The country’s economy has also been hit hard by the coronavirus pandemic.

While seeking to diversify its economy saw its gross domestic product shrink by 6.4 percent in 2020, the government debt rose to 81% of GDP, compared to 60% in 2019, according to the International Monetary Fund.

Last April, IMF revised its forecast for Oman’s growth rate in 2021 from an 0.5% contraction to a growth of 1.8% this year.

At the time, a report by Fitch Ratings had stated that the next three years will be a critical test of the financing resilience that Oman has shown in the past.

Fitch expected a large fiscal deficit for the Sultanate’s budget with the maturity of external debts, between $12 billion and $14 billion annually in the period 2020-2022.

Sector privatization

In another context, the Oman might privatize some of its strategic sectors. This would give Italian companies wishing to benefit from the Sultanate’s potentials a series of opportunities.

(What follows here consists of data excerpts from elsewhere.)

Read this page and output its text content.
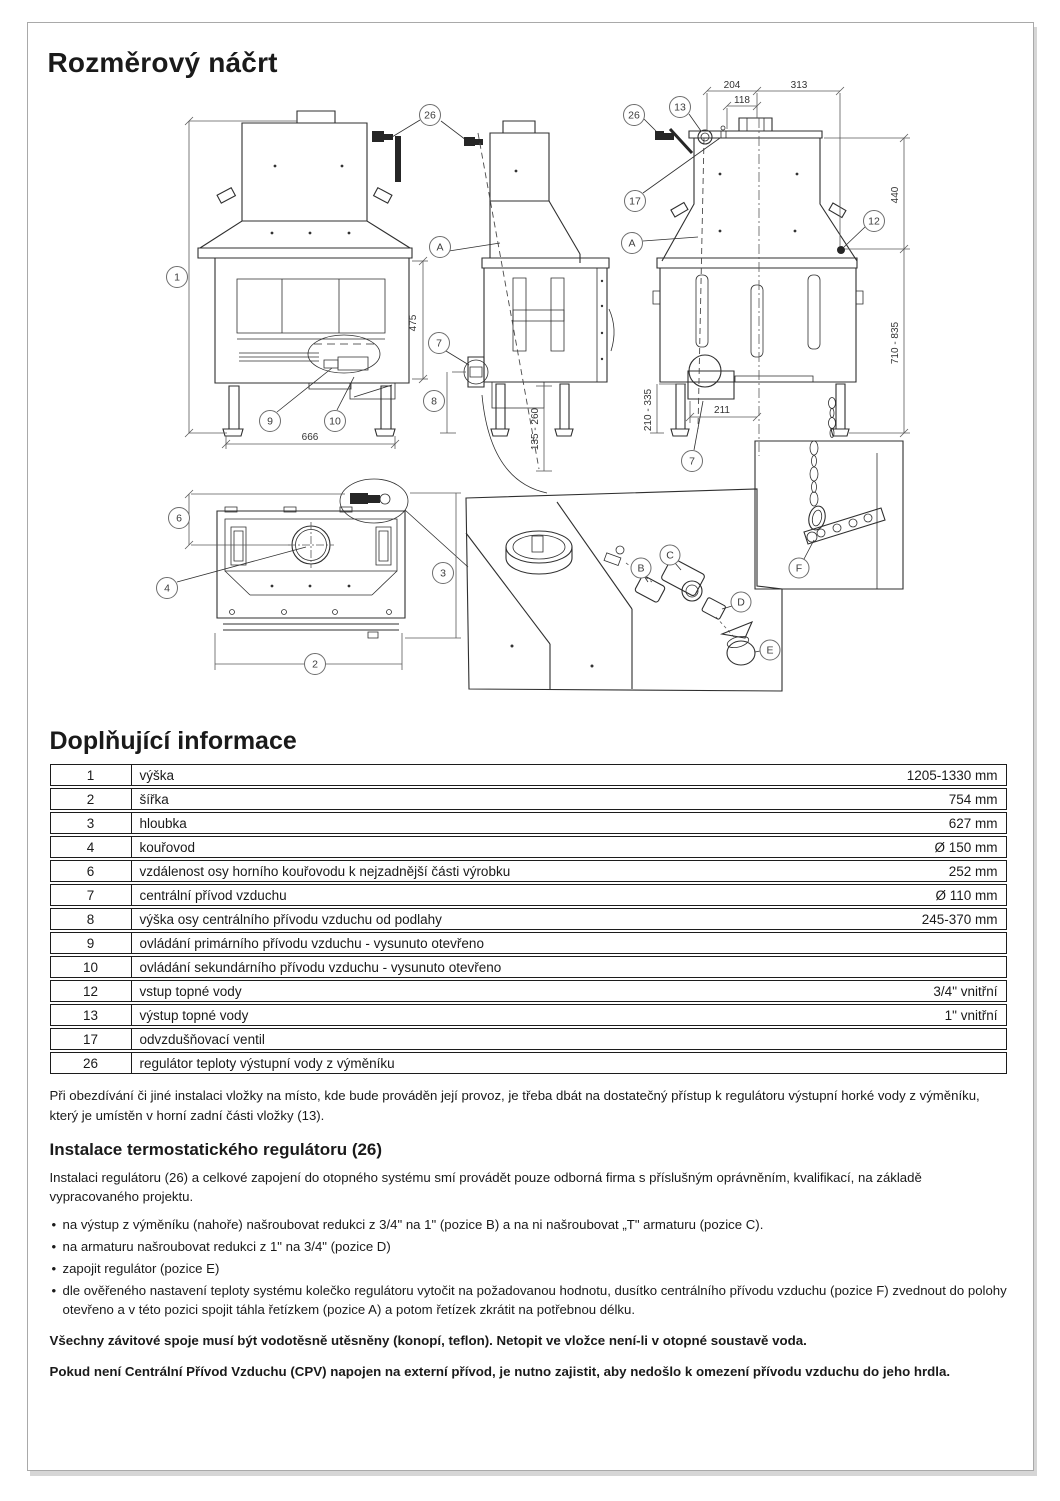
Rozměrový náčrt
475
666
1
9	10
26
8
135 - 260
A
7
204	313
118
440
710 - 835
210 - 335	211
13
26
17
A
12
7
6
4
2
3	B
C
D
E
F
Doplňující informace
1	výška	1205-1330 mm
2	šířka	754 mm
3	hloubka	627 mm
4	kouřovod	Ø 150 mm
6	vzdálenost osy horního kouřovodu k nejzadnější části výrobku	252 mm
7	centrální přívod vzduchu	Ø 110 mm
8	výška osy centrálního přívodu vzduchu od podlahy	245-370 mm
9	ovládání primárního přívodu vzduchu - vysunuto otevřeno
10	ovládání sekundárního přívodu vzduchu - vysunuto otevřeno
12	vstup topné vody	3/4" vnitřní
13	výstup topné vody	1" vnitřní
17	odvzdušňovací ventil
26	regulátor teploty výstupní vody z výměníku

Při obezdívání či jiné instalaci vložky na místo, kde bude prováděn její provoz, je třeba dbát na dostatečný přístup k regulátoru výstupní horké vody z výměníku, který je umístěn v horní zadní části vložky (13).

Instalace termostatického regulátoru (26)

Instalaci regulátoru (26) a celkové zapojení do otopného systému smí provádět pouze odborná firma s příslušným oprávněním, kvalifikací, na základě vypracovaného projektu.

• na výstup z výměníku (nahoře) našroubovat redukci z 3/4" na 1" (pozice B) a na ni našroubovat „T" armaturu (pozice C).
• na armaturu našroubovat redukci z 1" na 3/4" (pozice D)
• zapojit regulátor (pozice E)
• dle ověřeného nastavení teploty systému kolečko regulátoru vytočit na požadovanou hodnotu, dusítko centrálního přívodu vzduchu (pozice F) zvednout do polohy otevřeno a v této pozici spojit táhla řetízkem (pozice A) a potom řetízek zkrátit na potřebnou délku.

Všechny závitové spoje musí být vodotěsně utěsněny (konopí, teflon). Netopit ve vložce není-li v otopné soustavě voda.

Pokud není Centrální Přívod Vzduchu (CPV) napojen na externí přívod, je nutno zajistit, aby nedošlo k omezení přívodu vzduchu do jeho hrdla.
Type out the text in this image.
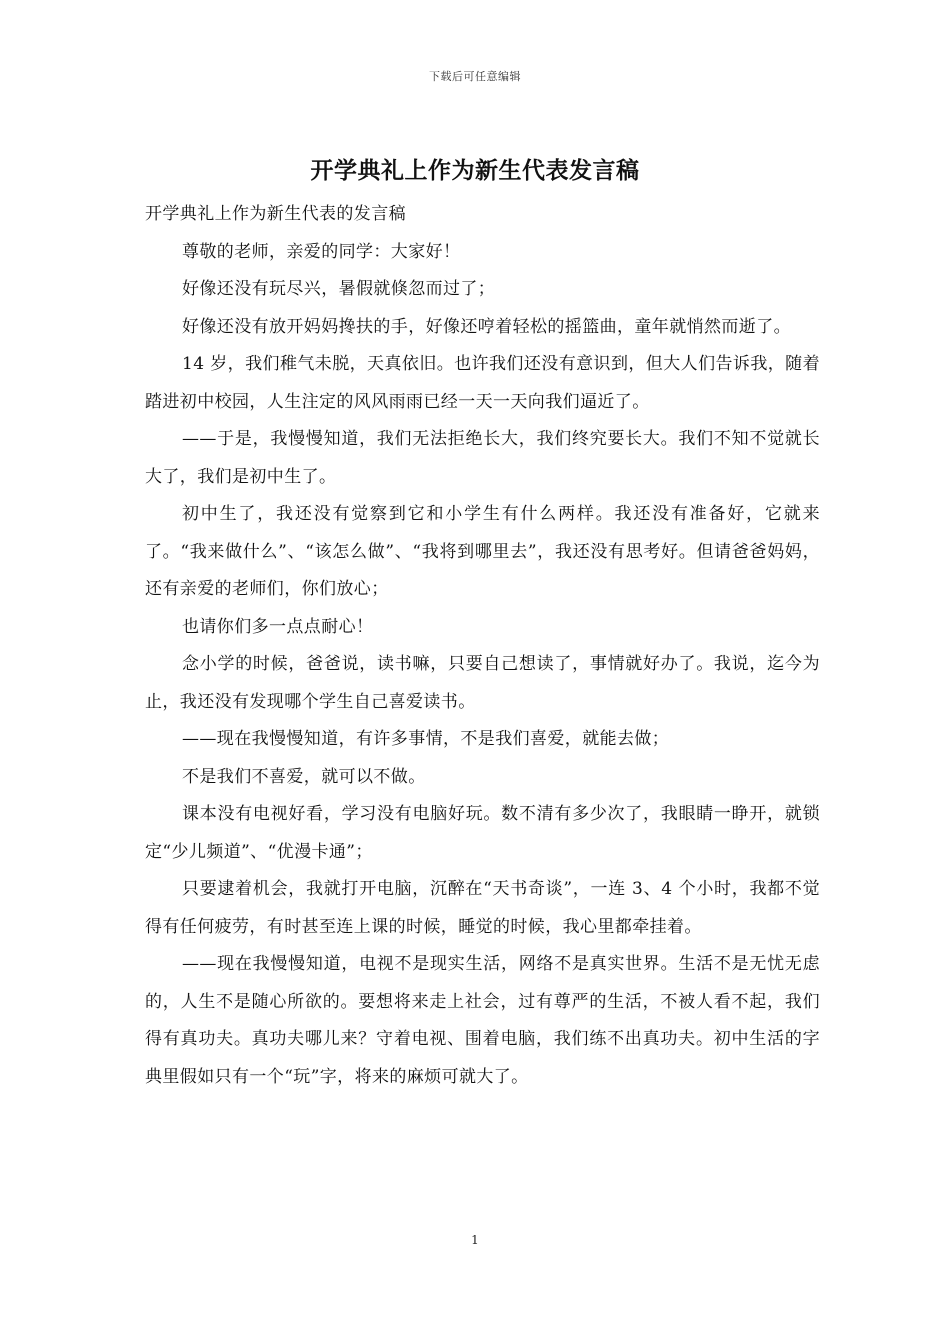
下载后可任意编辑
开学典礼上作为新生代表发言稿

开学典礼上作为新生代表的发言稿

尊敬的老师，亲爱的同学：大家好！

好像还没有玩尽兴，暑假就倏忽而过了；

好像还没有放开妈妈搀扶的手，好像还哼着轻松的摇篮曲，童年就悄然而逝了。

14 岁，我们稚气未脱，天真依旧。也许我们还没有意识到，但大人们告诉我，随着踏进初中校园，人生注定的风风雨雨已经一天一天向我们逼近了。

——于是，我慢慢知道，我们无法拒绝长大，我们终究要长大。我们不知不觉就长大了，我们是初中生了。

初中生了，我还没有觉察到它和小学生有什么两样。我还没有准备好，它就来了。“我来做什么”、“该怎么做”、“我将到哪里去”，我还没有思考好。但请爸爸妈妈，还有亲爱的老师们，你们放心；

也请你们多一点点耐心！

念小学的时候，爸爸说，读书嘛，只要自己想读了，事情就好办了。我说，迄今为止，我还没有发现哪个学生自己喜爱读书。

——现在我慢慢知道，有许多事情，不是我们喜爱，就能去做；

不是我们不喜爱，就可以不做。

课本没有电视好看，学习没有电脑好玩。数不清有多少次了，我眼睛一睁开，就锁定“少儿频道”、“优漫卡通”；

只要逮着机会，我就打开电脑，沉醉在“天书奇谈”，一连 3、4 个小时，我都不觉得有任何疲劳，有时甚至连上课的时候，睡觉的时候，我心里都牵挂着。

——现在我慢慢知道，电视不是现实生活，网络不是真实世界。生活不是无忧无虑的，人生不是随心所欲的。要想将来走上社会，过有尊严的生活，不被人看不起，我们得有真功夫。真功夫哪儿来？守着电视、围着电脑，我们练不出真功夫。初中生活的字典里假如只有一个“玩”字，将来的麻烦可就大了。

1
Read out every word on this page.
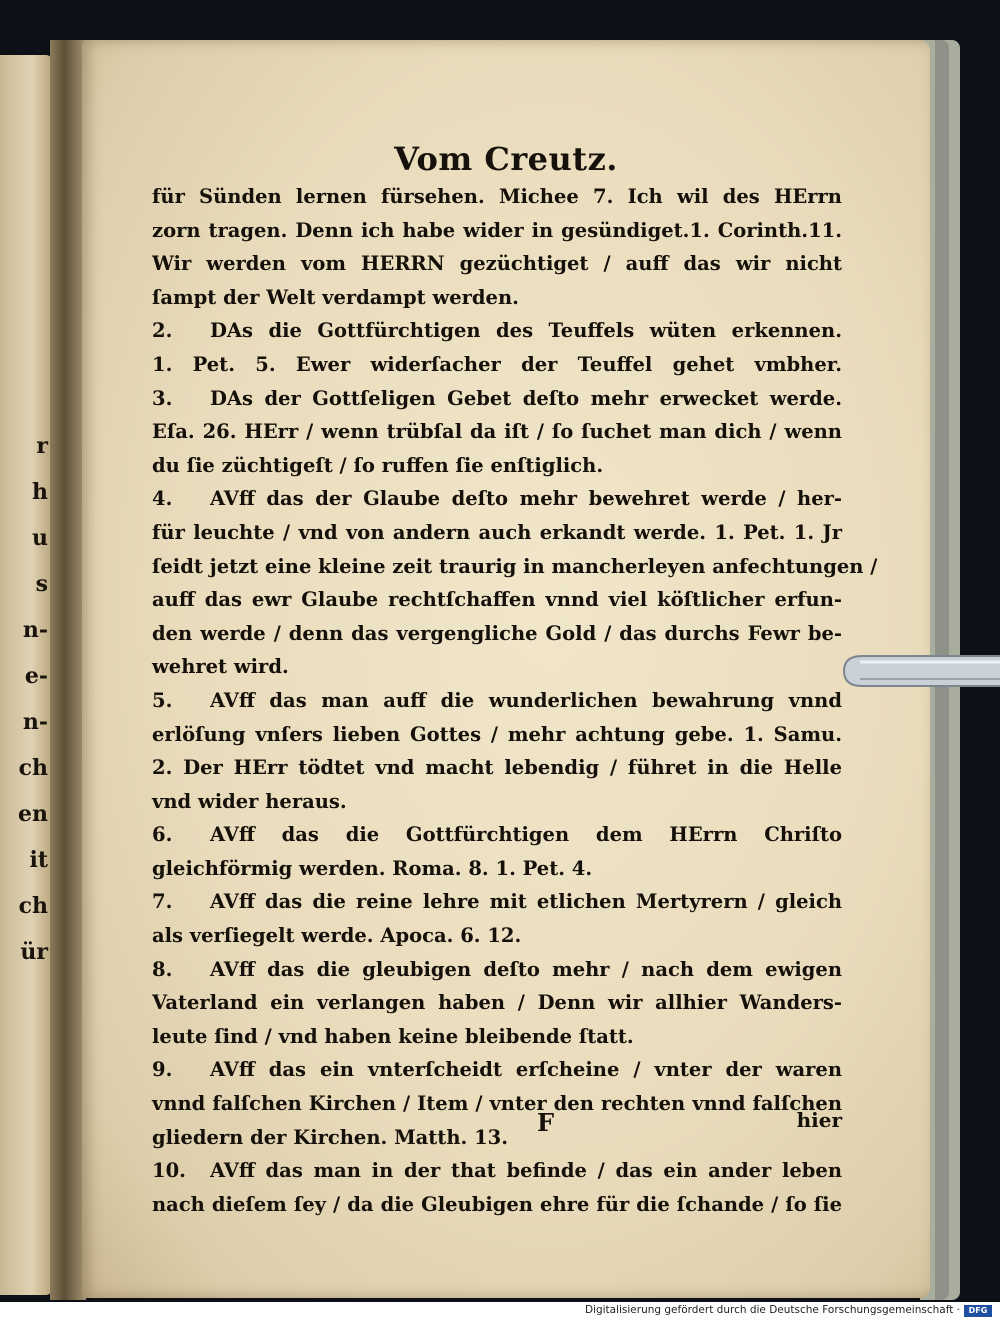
r
h
u
s
n‑
e‑
n‑
ch
en
it
ch
ür
Vom Creutz.
für Sünden lernen fürsehen. Michee 7. Ich wil des HErrn
zorn tragen. Denn ich habe wider in gesündiget.1. Corinth.11.
Wir werden vom HERRN gezüchtiget / auff das wir nicht
ſampt der Welt verdampt werden.
2.	DAs die Gottfürchtigen des Teuffels wüten erkennen.
1. Pet. 5. Ewer widerſacher der Teuffel gehet vmbher.
3.	DAs der Gottſeligen Gebet deſto mehr erwecket werde.
Eſa. 26. HErr / wenn trübſal da iſt / ſo ſuchet man dich / wenn
du ſie züchtigeſt / ſo ruffen ſie enſtiglich.
4.	AVff das der Glaube deſto mehr bewehret werde / her‑
für leuchte / vnd von andern auch erkandt werde. 1. Pet. 1. Jr
ſeidt jetzt eine kleine zeit traurig in mancherleyen anfechtungen /
auff das ewr Glaube rechtſchaffen vnnd viel köſtlicher erfun‑
den werde / denn das vergengliche Gold / das durchs Fewr be‑
wehret wird.
5.	AVff das man auff die wunderlichen bewahrung vnnd
erlöſung vnſers lieben Gottes / mehr achtung gebe. 1. Samu.
2. Der HErr tödtet vnd macht lebendig / führet in die Helle
vnd wider heraus.
6.	AVff das die Gottfürchtigen dem HErrn Chriſto
gleichförmig werden. Roma. 8. 1. Pet. 4.
7.	AVff das die reine lehre mit etlichen Mertyrern / gleich
als verſiegelt werde. Apoca. 6. 12.
8.	AVff das die gleubigen deſto mehr / nach dem ewigen
Vaterland ein verlangen haben / Denn wir allhier Wanders‑
leute ſind / vnd haben keine bleibende ſtatt.
9.	AVff das ein vnterſcheidt erſcheine / vnter der waren
vnnd falſchen Kirchen / Item / vnter den rechten vnnd falſchen
gliedern der Kirchen. Matth. 13.
10.	AVff das man in der that befinde / das ein ander leben
nach dieſem ſey / da die Gleubigen ehre für die ſchande / ſo ſie
F	hier
Digitalisierung gefördert durch die Deutsche Forschungsgemeinschaft ·	DFG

Last year, the government established the Oman Investment Authority after merging two sovereign wealth funds: the State General Reserve Fund and the Oman Investment Fund.

The Oman Investment Authority will manage the wealth of government companies, with the exception of the Petroleum Development Oman by planning their investments at the internal level.

According to recent IMF data, the tax deficit in Oman has widened to reach 17.3% of GDP.

This deficit was financed by the government through the issuance of international bonds and withdrawals from bank deposits and sovereign funds, in addition to the proceeds of the privatization process.